Sexta, 17 de abril de 2026

Brasil e China emitem declarações conjuntas sobre política global e sustentabilidade

Brasil e China emitem declarações conjuntas sobre política global e sustentabilidade
© Ricardo Stuckert

Brasil e China divulgaram duas declarações conjuntas nesta terça-feira (13), durante os encontros bilaterais que ocorreram em meio à missão brasileira em Pequim. A primeira declaração pede um diálogo entre Rússia e Ucrânia, visando encerrar a guerra entre os dois países.

A segunda declaração enfatiza a defesa do multilateralismo e propõe ações sustentáveis para amenizar os efeitos das mudanças climáticas.

Durante sua visita à China, o presidente Lula abordou a guerra na Ucrânia e criticou as ações de Israel na Faixa de Gaza, declarando: “A humanidade se apequena diante das atrocidades cometidas em Gaza. Não haverá paz sem um Estado da Palestina independente e viável, vivendo lado a lado com Israel”.

Na declaração conjunta sobre a crise na Ucrânia, Brasil e China acolhem a proposta do presidente Vladimir Putin para abrir negociações de paz. Eles destacam a importante manifestação do presidente Volodymyr Zelensky em busca de paz.

Os governos esperam, ainda, o início de um diálogo direto entre as partes envolvidas, ressaltando a necessidade de encontrar uma solução política para a crise que promova um acordo de paz duradouro.

Multilateralismo e Sustentabilidade

A segunda declaração é mais abrangente, abordando temas como paz e estabilidade no Oriente Médio. Ela apoia o Plano de Recuperação, Reconstrução e Desenvolvimento de Gaza.

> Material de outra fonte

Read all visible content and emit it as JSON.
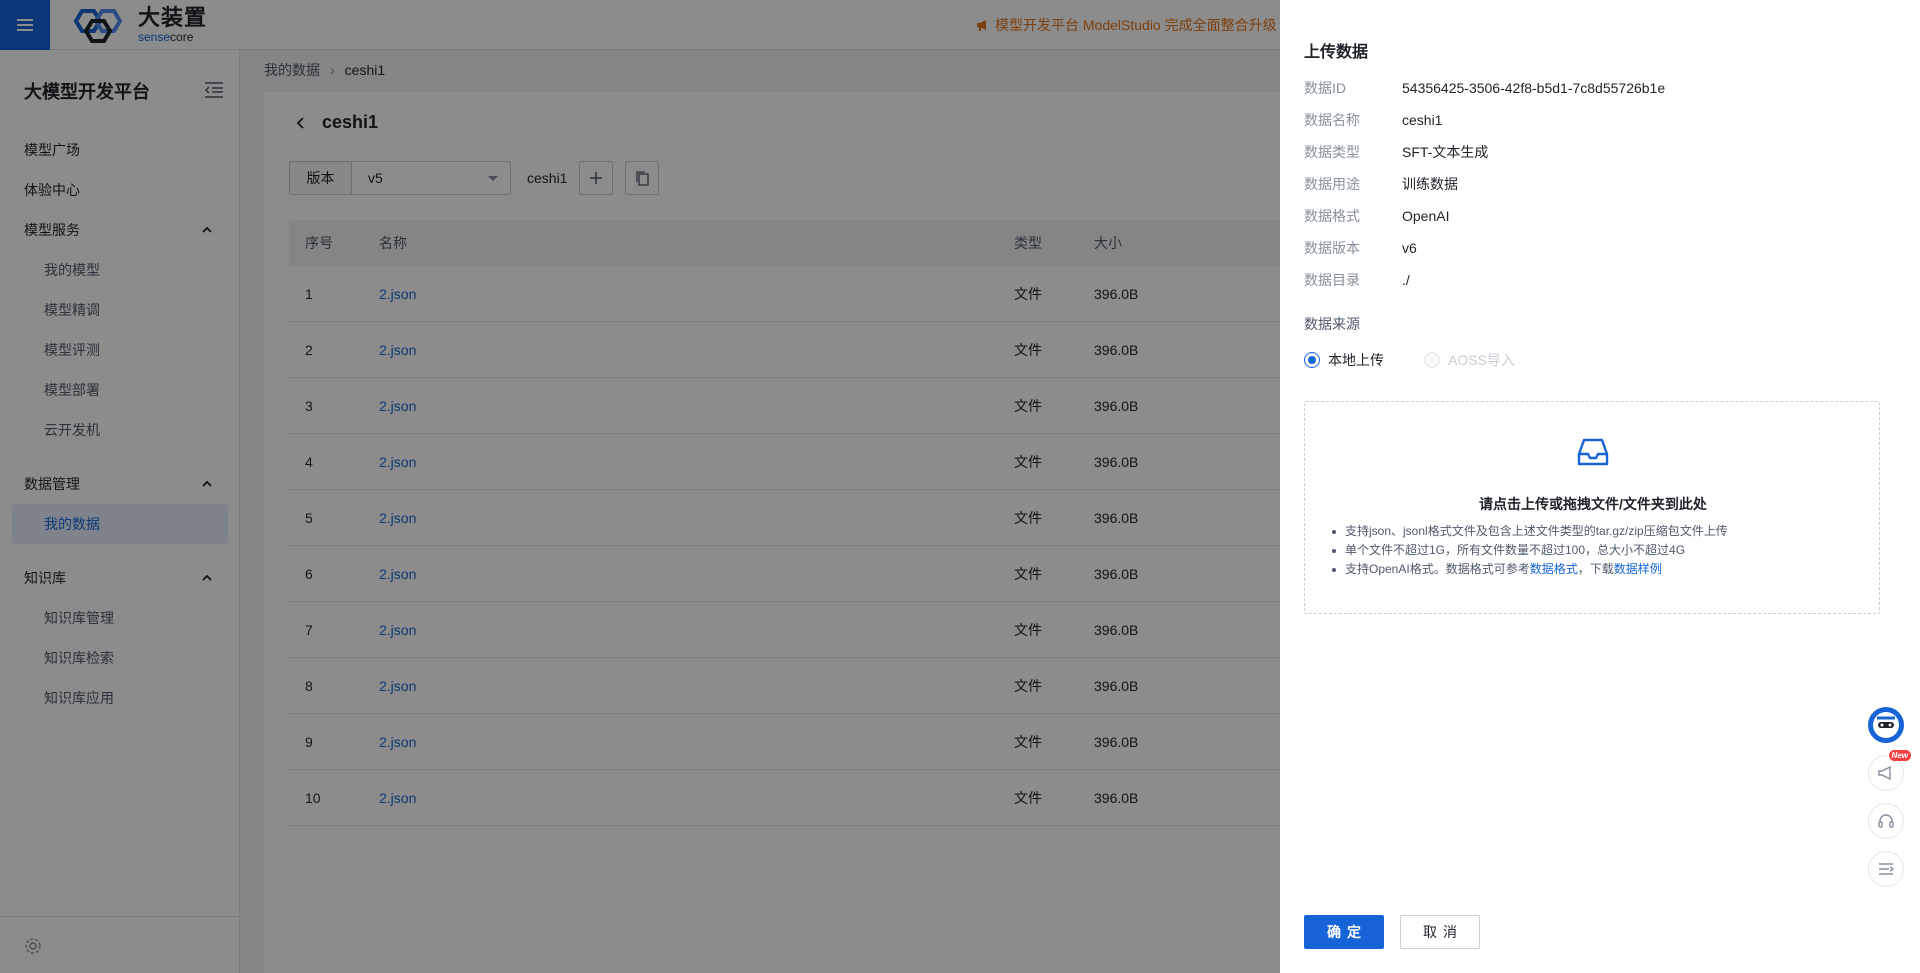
{
  "topbar": {
    "logo_cn": "大装置",
    "logo_en_a": "sense",
    "logo_en_b": "core",
    "announcement": "模型开发平台 ModelStudio 完成全面整合升级"
  },
  "sidebar": {
    "title": "大模型开发平台",
    "items": [
      {
        "label": "模型广场"
      },
      {
        "label": "体验中心"
      },
      {
        "label": "模型服务"
      },
      {
        "label": "我的模型"
      },
      {
        "label": "模型精调"
      },
      {
        "label": "模型评测"
      },
      {
        "label": "模型部署"
      },
      {
        "label": "云开发机"
      },
      {
        "label": "数据管理"
      },
      {
        "label": "我的数据"
      },
      {
        "label": "知识库"
      },
      {
        "label": "知识库管理"
      },
      {
        "label": "知识库检索"
      },
      {
        "label": "知识库应用"
      }
    ]
  },
  "breadcrumb": {
    "parent": "我的数据",
    "current": "ceshi1"
  },
  "page": {
    "title": "ceshi1",
    "version_label": "版本",
    "version_value": "v5",
    "dataset_name": "ceshi1"
  },
  "table": {
    "headers": [
      "序号",
      "名称",
      "类型",
      "大小"
    ],
    "rows": [
      {
        "no": "1",
        "name": "2.json",
        "type": "文件",
        "size": "396.0B"
      },
      {
        "no": "2",
        "name": "2.json",
        "type": "文件",
        "size": "396.0B"
      },
      {
        "no": "3",
        "name": "2.json",
        "type": "文件",
        "size": "396.0B"
      },
      {
        "no": "4",
        "name": "2.json",
        "type": "文件",
        "size": "396.0B"
      },
      {
        "no": "5",
        "name": "2.json",
        "type": "文件",
        "size": "396.0B"
      },
      {
        "no": "6",
        "name": "2.json",
        "type": "文件",
        "size": "396.0B"
      },
      {
        "no": "7",
        "name": "2.json",
        "type": "文件",
        "size": "396.0B"
      },
      {
        "no": "8",
        "name": "2.json",
        "type": "文件",
        "size": "396.0B"
      },
      {
        "no": "9",
        "name": "2.json",
        "type": "文件",
        "size": "396.0B"
      },
      {
        "no": "10",
        "name": "2.json",
        "type": "文件",
        "size": "396.0B"
      }
    ]
  },
  "drawer": {
    "title": "上传数据",
    "info": [
      {
        "key": "数据ID",
        "value": "54356425-3506-42f8-b5d1-7c8d55726b1e"
      },
      {
        "key": "数据名称",
        "value": "ceshi1"
      },
      {
        "key": "数据类型",
        "value": "SFT-文本生成"
      },
      {
        "key": "数据用途",
        "value": "训练数据"
      },
      {
        "key": "数据格式",
        "value": "OpenAI"
      },
      {
        "key": "数据版本",
        "value": "v6"
      },
      {
        "key": "数据目录",
        "value": "./"
      }
    ],
    "source_label": "数据来源",
    "source_options": [
      {
        "label": "本地上传",
        "selected": true
      },
      {
        "label": "AOSS导入",
        "selected": false
      }
    ],
    "upload": {
      "title": "请点击上传或拖拽文件/文件夹到此处",
      "tip1": "支持json、jsonl格式文件及包含上述文件类型的tar.gz/zip压缩包文件上传",
      "tip2": "单个文件不超过1G，所有文件数量不超过100，总大小不超过4G",
      "tip3_prefix": "支持OpenAI格式。数据格式可参考",
      "tip3_link1": "数据格式",
      "tip3_mid": "，下载",
      "tip3_link2": "数据样例"
    },
    "confirm": "确定",
    "cancel": "取消"
  },
  "float_tools": {
    "new_badge": "New"
  },
  "colors": {
    "primary": "#1664d7",
    "announce": "#e37318",
    "mask": "rgba(0,0,0,0.45)"
  }
}
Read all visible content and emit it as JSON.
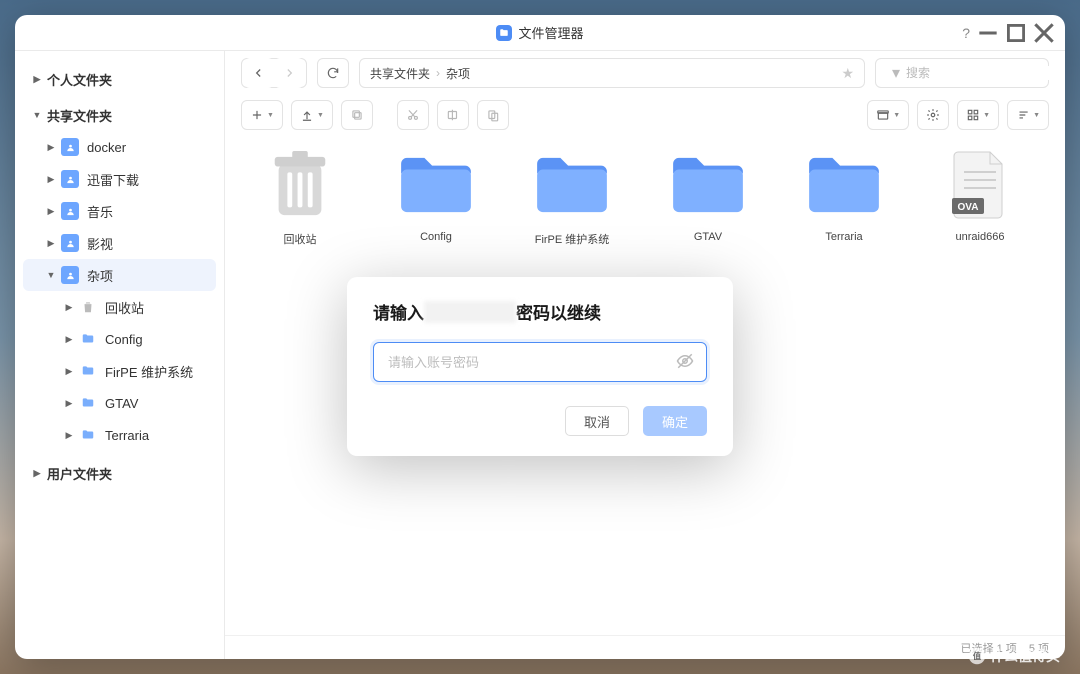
{
  "window": {
    "title": "文件管理器"
  },
  "sidebar": {
    "sections": [
      {
        "label": "个人文件夹"
      },
      {
        "label": "共享文件夹",
        "children": [
          {
            "label": "docker"
          },
          {
            "label": "迅雷下载"
          },
          {
            "label": "音乐"
          },
          {
            "label": "影视"
          },
          {
            "label": "杂项",
            "active": true,
            "children": [
              {
                "label": "回收站",
                "icon": "trash"
              },
              {
                "label": "Config",
                "icon": "folder"
              },
              {
                "label": "FirPE 维护系统",
                "icon": "folder"
              },
              {
                "label": "GTAV",
                "icon": "folder"
              },
              {
                "label": "Terraria",
                "icon": "folder"
              }
            ]
          }
        ]
      },
      {
        "label": "用户文件夹"
      }
    ]
  },
  "breadcrumb": {
    "segments": [
      "共享文件夹",
      "杂项"
    ]
  },
  "search": {
    "placeholder": "搜索"
  },
  "grid": {
    "items": [
      {
        "name": "回收站",
        "kind": "trash"
      },
      {
        "name": "Config",
        "kind": "folder"
      },
      {
        "name": "FirPE 维护系统",
        "kind": "folder"
      },
      {
        "name": "GTAV",
        "kind": "folder"
      },
      {
        "name": "Terraria",
        "kind": "folder"
      },
      {
        "name": "unraid666",
        "kind": "ova",
        "badge": "OVA"
      }
    ]
  },
  "modal": {
    "title_prefix": "请输入",
    "title_suffix": "密码以继续",
    "placeholder": "请输入账号密码",
    "cancel": "取消",
    "confirm": "确定"
  },
  "status": {
    "left": "已选择 1 项",
    "right": "5 项"
  },
  "watermark": "什么值得买"
}
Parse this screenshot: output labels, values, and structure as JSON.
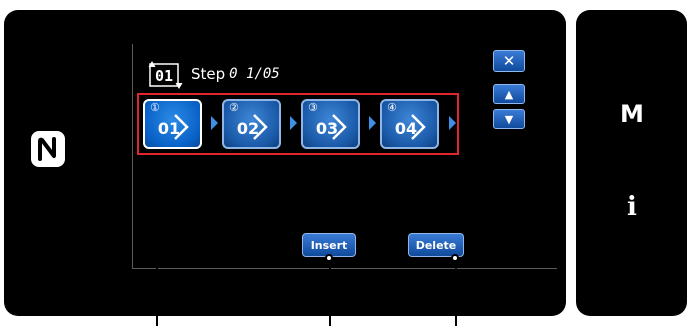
{
  "header": {
    "step_label": "Step",
    "step_number": "0 1/05",
    "step_icon_text": "01"
  },
  "controls": {
    "close": "✕",
    "up": "▲",
    "down": "▼"
  },
  "steps": [
    {
      "badge": "①",
      "text": "01",
      "selected": true
    },
    {
      "badge": "②",
      "text": "02",
      "selected": false
    },
    {
      "badge": "③",
      "text": "03",
      "selected": false
    },
    {
      "badge": "④",
      "text": "04",
      "selected": false
    }
  ],
  "actions": {
    "insert_label": "Insert",
    "delete_label": "Delete"
  },
  "side": {
    "menu_label": "M",
    "info_label": "i"
  },
  "colors": {
    "selection_frame": "#e0262a",
    "button_blue": "#1a5aa8",
    "arrow_blue": "#3f8fe6"
  }
}
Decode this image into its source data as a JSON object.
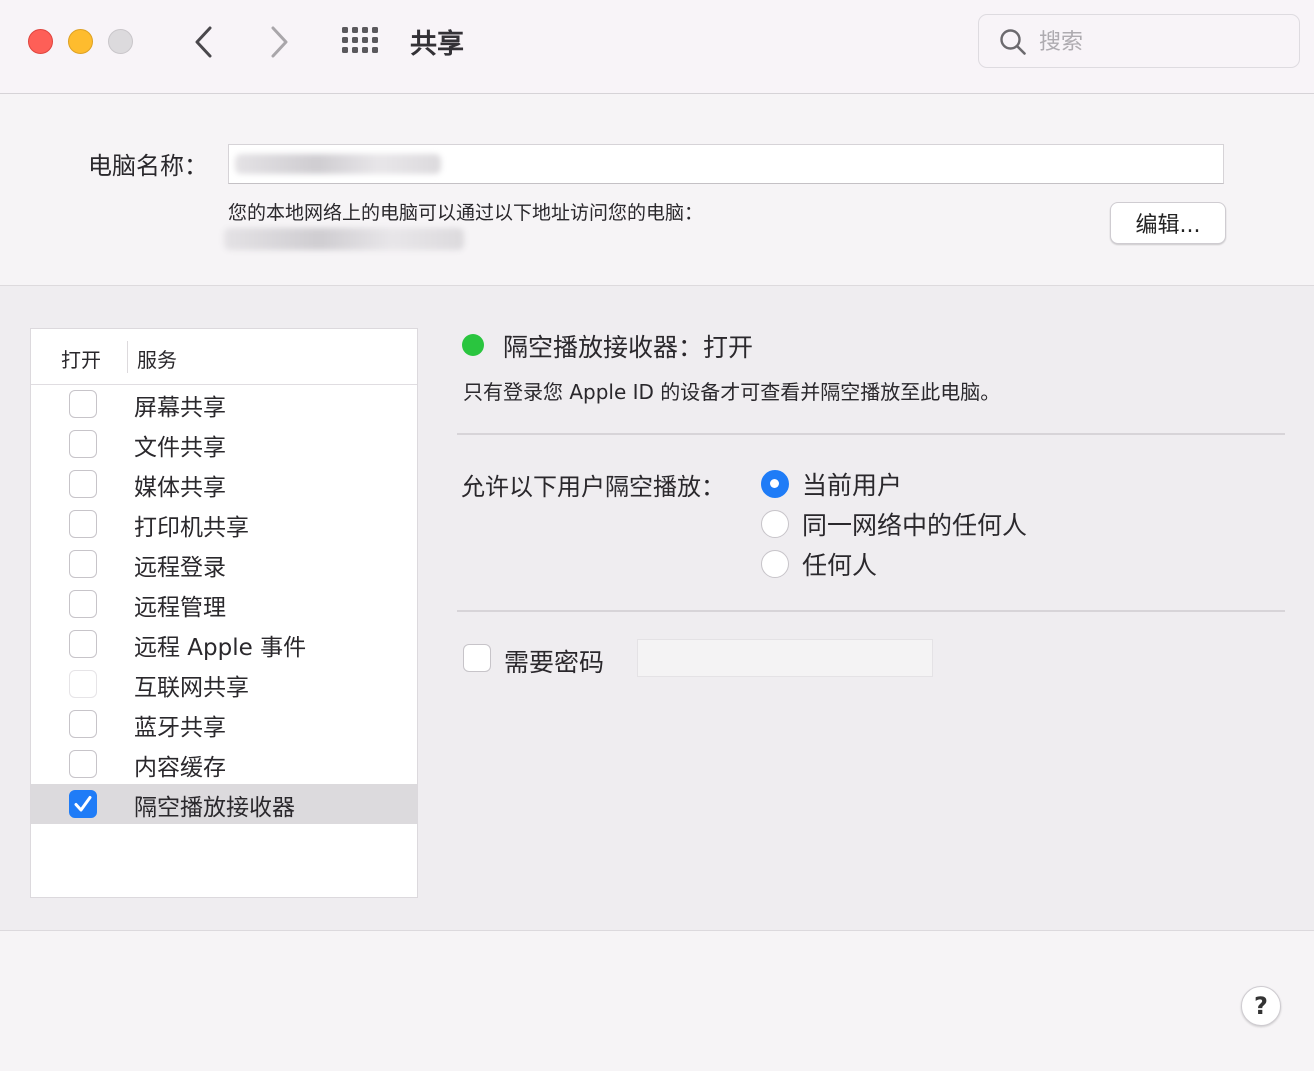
{
  "window": {
    "title": "共享",
    "search_placeholder": "搜索"
  },
  "computer_name": {
    "label": "电脑名称：",
    "value": "",
    "address_note": "您的本地网络上的电脑可以通过以下地址访问您的电脑：",
    "edit_button": "编辑..."
  },
  "services": {
    "header_on": "打开",
    "header_service": "服务",
    "items": [
      {
        "label": "屏幕共享",
        "checked": false,
        "faded": false,
        "selected": false
      },
      {
        "label": "文件共享",
        "checked": false,
        "faded": false,
        "selected": false
      },
      {
        "label": "媒体共享",
        "checked": false,
        "faded": false,
        "selected": false
      },
      {
        "label": "打印机共享",
        "checked": false,
        "faded": false,
        "selected": false
      },
      {
        "label": "远程登录",
        "checked": false,
        "faded": false,
        "selected": false
      },
      {
        "label": "远程管理",
        "checked": false,
        "faded": false,
        "selected": false
      },
      {
        "label": "远程 Apple 事件",
        "checked": false,
        "faded": false,
        "selected": false
      },
      {
        "label": "互联网共享",
        "checked": false,
        "faded": true,
        "selected": false
      },
      {
        "label": "蓝牙共享",
        "checked": false,
        "faded": false,
        "selected": false
      },
      {
        "label": "内容缓存",
        "checked": false,
        "faded": false,
        "selected": false
      },
      {
        "label": "隔空播放接收器",
        "checked": true,
        "faded": false,
        "selected": true
      }
    ]
  },
  "detail": {
    "status_title": "隔空播放接收器：打开",
    "status_color": "#2ac53f",
    "description": "只有登录您 Apple ID 的设备才可查看并隔空播放至此电脑。",
    "allow_label": "允许以下用户隔空播放：",
    "options": [
      {
        "label": "当前用户",
        "selected": true
      },
      {
        "label": "同一网络中的任何人",
        "selected": false
      },
      {
        "label": "任何人",
        "selected": false
      }
    ],
    "require_password_label": "需要密码",
    "require_password_checked": false
  },
  "help_button": "?",
  "colors": {
    "accent": "#1f7cf7",
    "close": "#fe5f57",
    "minimize": "#febc2e",
    "zoom_inactive": "#dcdadd"
  },
  "icons": {
    "back": "chevron-left-icon",
    "forward": "chevron-right-icon",
    "show_all": "grid-icon",
    "search": "search-icon",
    "check": "checkmark-icon"
  }
}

Os países conclamam a comunidade internacional a promover a implementação eficaz do acordo de cessar-fogo, almejando uma solução pacífica para o conflito Israel-Palestina.

A declaração reitera o apoio à solução de dois Estados, incluindo um Estado da Palestina viável e soberano.

Brasil e China se comprometeram a trabalhar juntos para defender o multilateralismo, rejeitar unilateralismo e fortalecer a justiça internacional. A reforma da ONU foi outro ponto abordado, visando tornar a organização mais democrática e representativa.

Além disso, foi ressaltada a importância de combater guerras tarifárias e a necessidade de maior atenção ao desenvolvimento humano, incluindo saúde e educação, assim como a promoção de parcerias em diversas áreas, como tecnologia e meio ambiente.

Ambos os países também defenderam uma governança global no espaço cibernético e o combate à desinformação, buscando um ciberespaço seguro, aberto e acessível.